I can get the lomb-scargle plot to match almost the exact pattern as the FFT but never the same scale of magnitude, the FFT power spectral density always is higher, even though I thought the lomb-scargle power was power spectral density. Now the lomb code I am using:http://www.astropython.org/snippet/2010/9/Fast-Lomb-Scargle-algorithm, normalises the dataset taking away the average and dividing by 2 times the variance from the data, therefore I have normalised the FFT data in the same manner, but still the magnitudes do not match.
Therefore I did some more research and found that the normalised lomb-scargle power could unitless and therefore I cannot the plots match. This leads me to the 2 questions:
What units (if any) are the power spectral density of a normalised lim-scargle perioogram in?
How would I proceed to match my fft plot with my lomb-scargle plot, in terms of magnitude and pattern?
Thank you.
The squared modulus of the Fourier transform of a series is defined as the energy spectral density (ESD). You need to divide the ESD by the length of the series to convert to an estimate of power spectral density (PSD).
Units
The units of a PSD are [units]**2/[frequency] where [units] represents the units of your original series.
Normalization
To check for proper normalization, one can numerically integrate the PSD of a white noise (with known variance). If the integrated spectrum equals the variance of the series, the normalization is correct. A factor of 2 (too low) is not incorrect, though, and may indicate the PSD is normalized to be double-sided; in that case, just multiply by 2 and you have a properly normalized, single-sided PSD.
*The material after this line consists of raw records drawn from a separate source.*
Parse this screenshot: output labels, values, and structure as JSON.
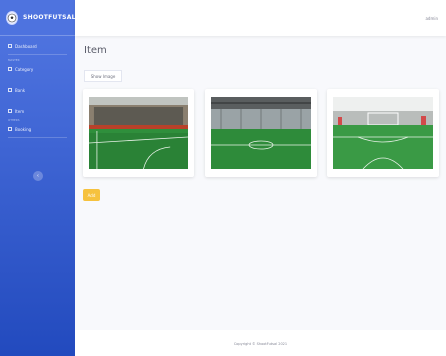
{
  "brand": {
    "name": "SHOOTFUTSAL",
    "icon": "football-logo-icon"
  },
  "sidebar": {
    "items": [
      {
        "label": "Dashboard",
        "icon": "dashboard-icon"
      },
      {
        "heading": "MASTER"
      },
      {
        "label": "Category",
        "icon": "category-icon"
      },
      {
        "label": "Bank",
        "icon": "bank-icon"
      },
      {
        "label": "Item",
        "icon": "item-icon"
      },
      {
        "heading": "OTHERS"
      },
      {
        "label": "Booking",
        "icon": "booking-icon"
      }
    ],
    "toggle_icon": "chevron-left-icon",
    "toggle_glyph": "‹"
  },
  "topbar": {
    "user_label": "admin"
  },
  "main": {
    "title": "Item",
    "show_images_label": "Show Image",
    "add_button_label": "Add",
    "cards": [
      {
        "name": "indoor-futsal-court-photo"
      },
      {
        "name": "futsal-court-center-photo"
      },
      {
        "name": "futsal-court-goal-photo"
      }
    ]
  },
  "footer": {
    "copyright": "Copyright © ShootFutsal 2021"
  },
  "colors": {
    "sidebar_start": "#4e73df",
    "sidebar_end": "#224abe",
    "add_button": "#f6c23e",
    "turf_green": "#2e8b3a"
  }
}
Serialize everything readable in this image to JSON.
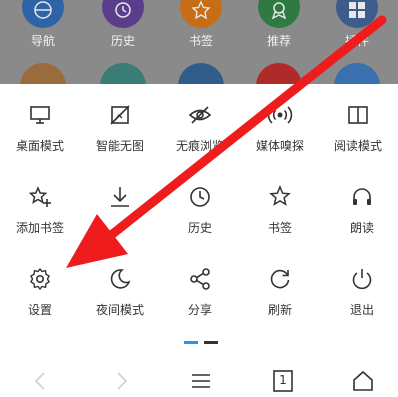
{
  "quick_links": [
    {
      "label": "导航",
      "icon": "globe-icon",
      "color": "#2f63a8"
    },
    {
      "label": "历史",
      "icon": "history-clock-icon",
      "color": "#5a3e8c"
    },
    {
      "label": "书签",
      "icon": "star-icon",
      "color": "#c76d16"
    },
    {
      "label": "推荐",
      "icon": "badge-icon",
      "color": "#2f7a42"
    },
    {
      "label": "插件",
      "icon": "grid-icon",
      "color": "#3c5d8c"
    }
  ],
  "menu": {
    "row1": [
      {
        "label": "桌面模式",
        "icon": "desktop-icon"
      },
      {
        "label": "智能无图",
        "icon": "no-image-icon"
      },
      {
        "label": "无痕浏览",
        "icon": "incognito-eye-icon"
      },
      {
        "label": "媒体嗅探",
        "icon": "media-sniff-icon"
      },
      {
        "label": "阅读模式",
        "icon": "reading-mode-icon"
      }
    ],
    "row2": [
      {
        "label": "添加书签",
        "icon": "add-bookmark-icon"
      },
      {
        "label": "",
        "icon": "download-icon"
      },
      {
        "label": "历史",
        "icon": "clock-icon"
      },
      {
        "label": "书签",
        "icon": "bookmark-star-icon"
      },
      {
        "label": "朗读",
        "icon": "headphones-icon"
      }
    ],
    "row3": [
      {
        "label": "设置",
        "icon": "gear-icon"
      },
      {
        "label": "夜间模式",
        "icon": "moon-icon"
      },
      {
        "label": "分享",
        "icon": "share-icon"
      },
      {
        "label": "刷新",
        "icon": "refresh-icon"
      },
      {
        "label": "退出",
        "icon": "power-icon"
      }
    ]
  },
  "pager": {
    "pages": 2,
    "active": 1,
    "active_color": "#2196f3",
    "inactive_color": "#333333"
  },
  "navbar": {
    "tab_count": "1"
  },
  "colors": {
    "accent_arrow": "#ee1c1c",
    "icon_stroke": "#333333"
  }
}
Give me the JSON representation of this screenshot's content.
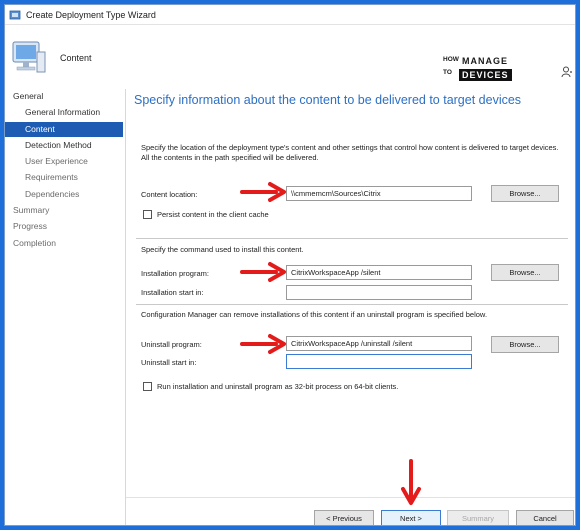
{
  "window": {
    "title": "Create Deployment Type Wizard"
  },
  "header": {
    "section": "Content"
  },
  "logo": {
    "how": "HOW",
    "to": "TO",
    "manage": "MANAGE",
    "devices": "DEVICES"
  },
  "sidebar": {
    "items": [
      {
        "label": "General",
        "level": "top",
        "state": "normal"
      },
      {
        "label": "General Information",
        "level": "sub",
        "state": "normal"
      },
      {
        "label": "Content",
        "level": "sub",
        "state": "active"
      },
      {
        "label": "Detection Method",
        "level": "sub",
        "state": "normal"
      },
      {
        "label": "User Experience",
        "level": "sub",
        "state": "dim"
      },
      {
        "label": "Requirements",
        "level": "sub",
        "state": "dim"
      },
      {
        "label": "Dependencies",
        "level": "sub",
        "state": "dim"
      },
      {
        "label": "Summary",
        "level": "top",
        "state": "dim"
      },
      {
        "label": "Progress",
        "level": "top",
        "state": "dim"
      },
      {
        "label": "Completion",
        "level": "top",
        "state": "dim"
      }
    ]
  },
  "main": {
    "title": "Specify information about the content to be delivered to target devices",
    "description": "Specify the location of the deployment type's content and other settings that control how content is delivered to target devices. All the contents in the path specified will be delivered.",
    "content_location_label": "Content location:",
    "content_location_value": "\\\\cmmemcm\\Sources\\Citrix",
    "persist_label": "Persist content in the client cache",
    "install_section_text": "Specify the command used to install this content.",
    "install_program_label": "Installation program:",
    "install_program_value": "CitrixWorkspaceApp /silent",
    "install_start_label": "Installation start in:",
    "install_start_value": "",
    "uninstall_section_text": "Configuration Manager can remove installations of this content if an uninstall program is specified below.",
    "uninstall_program_label": "Uninstall program:",
    "uninstall_program_value": "CitrixWorkspaceApp /uninstall /silent",
    "uninstall_start_label": "Uninstall start in:",
    "uninstall_start_value": "",
    "run32_label": "Run installation and uninstall program as 32-bit process on 64-bit clients.",
    "browse_label": "Browse..."
  },
  "footer": {
    "previous": "< Previous",
    "next": "Next >",
    "summary": "Summary",
    "cancel": "Cancel"
  },
  "colors": {
    "frame": "#1e6fd9",
    "active_nav": "#1e5cb3",
    "title_blue": "#2c70c4",
    "annotation_red": "#e31b1b"
  }
}
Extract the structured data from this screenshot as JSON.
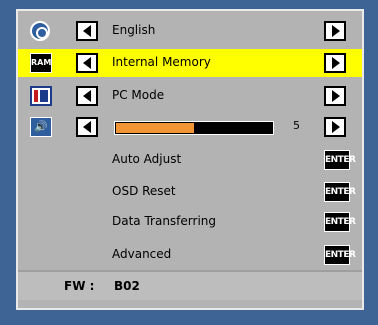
{
  "menu": {
    "language": {
      "label": "English",
      "icon": "globe-icon"
    },
    "storage": {
      "label": "Internal Memory",
      "icon_text": "RAM",
      "icon": "ram-icon"
    },
    "mode": {
      "label": "PC Mode",
      "icon": "pc-mode-icon"
    },
    "volume": {
      "value": "5",
      "fraction": 0.5,
      "icon": "speaker-icon"
    },
    "auto_adjust": {
      "label": "Auto Adjust",
      "button": "ENTER"
    },
    "osd_reset": {
      "label": "OSD Reset",
      "button": "ENTER"
    },
    "data_transfer": {
      "label": "Data Transferring",
      "button": "ENTER"
    },
    "advanced": {
      "label": "Advanced",
      "button": "ENTER"
    }
  },
  "footer": {
    "fw_label": "FW :",
    "fw_value": "B02"
  },
  "colors": {
    "background": "#3e6496",
    "panel": "#b3b3b3",
    "highlight": "#ffff00",
    "slider_fill": "#f39437"
  }
}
Using numpy, the randn function generates pseudo-random numbers that are Gaussian distributed. For example
10 * np.random.randn(1, 100)
produces a 1-by-100 array with mean=0 and variance=100. If the sampling frequency is, say, 1-Hz, the single-sided PSD will theoretically be flat at 200 units**2/Hz, from [0,0.5] Hz; the integrated spectrum would thus be 10, equaling the variance of the series.
Update
I modified the example included in the python code you linked to demonstrate the normalization for a normally distributed series of length 20, with variance 1, and sampling frequency 10:
import numpy
import lomb
numpy.random.seed(999)
nd = 20
fs = 10
x = numpy.arange(nd)
y = numpy.random.randn(nd)
fx, fy, nout, jmax, prob = lomb.fasper(x, y, 1., fs)
fNy = fx[-1]
fy = fy/fs
Si = numpy.mean(fy)*fNy
print fNy, Si, Si*2
This gives, for me:
5.26315789474 0.482185882163 0.964371764327
which shows you a few things:
The "Nyquist" frequency asked for is actually the sampling frequency.
The result needs to be divided by the sampling frequency.
The output is normalized for a double-sided PSD, so multiplying by 2 makes the integrated spectrum nearly 1.
In the time since this question was asked and answered, the AstroPy project has gained a Lomb-Scargle method, and this question is addressed in the documentation: http://docs.astropy.org/en/stable/stats/lombscargle.html#psd-normalization-unnormalized
In brief, you can compute a Fourier periodogram and compare it to the astropy Lomb-Scargle periodogram as follows
import numpy as np
from astropy.stats import LombScargle
def fourier_periodogram(t, y):
N = len(t)
frequency = np.fft.fftfreq(N, t[1] - t[0])
y_fft = np.fft.fft(y)
positive = (frequency > 0)
return frequency[positive], (1. / N) * abs(y_fft[positive]) ** 2
t = np.arange(100)
y = np.random.randn(100)
frequency, PSD_fourier = fourier_periodogram(t, y)
PSD_LS = LombScargle(t, y).power(frequency, normalization='psd')
np.allclose(PSD_fourier, PSD_LS)
# True
Since AstroPy is a common tool used in astronomy, I thought this might be more useful than an answer based on the code snippet mentioned above.